LARC for Large batch size training¶
What is LARC¶
LARC (Large Batch Training of Convolutional Networks) is a technique proposed by Yang You, Igor Gitman, Boris Ginsburg in https://arxiv.org/abs/1708.03888 for improving the convergence of large batch size trainings. LARC uses the ratio between gradient and parameter magnitudes is used to calculate an adaptive local learning rate for each individual parameter.

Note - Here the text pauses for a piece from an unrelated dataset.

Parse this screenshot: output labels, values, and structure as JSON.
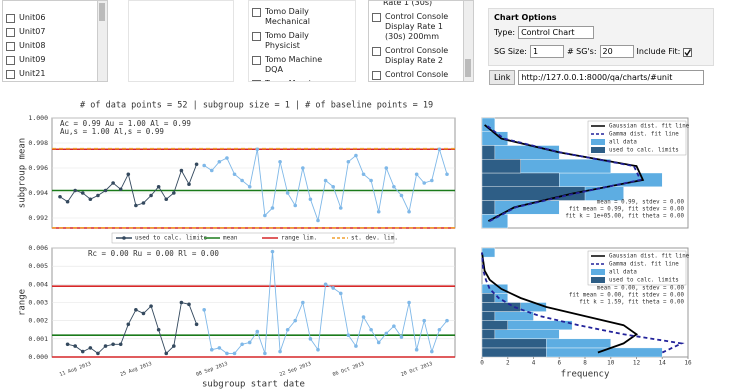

See the LARC paper for calculation of learning rate. In practice, it modifies the gradients of parameters as a proxy for modifying the learning rate of the parameters.
How to enable LARC¶
VISSL supports the LARC implementation from NVIDIA’s Apex LARC. To use LARC, users need to set config option
OPTIMIZER.use_larc=True. VISSL exposes LARC parameters that users can tune. Full list of LARC parameters exposed by VISSL:
OPTIMIZER: name: "sgd" use_larc: False # supported for SGD only for now larc_config: clip: False eps: 1e-08 trust_coefficient: 0.001
LARC is currently supported for SGD optimizer only.
In order to use Apex, VISSL provides
pip packages of Apex (compiled with Optimzed C++ extensions/CUDA kernels). The Apex
packages are provided for all versions of
CUDA (9.2, 10.0, 10.1, 10.2, 11.0), PyTorch >= 1.4 and Python >=3.6 and <=3.9.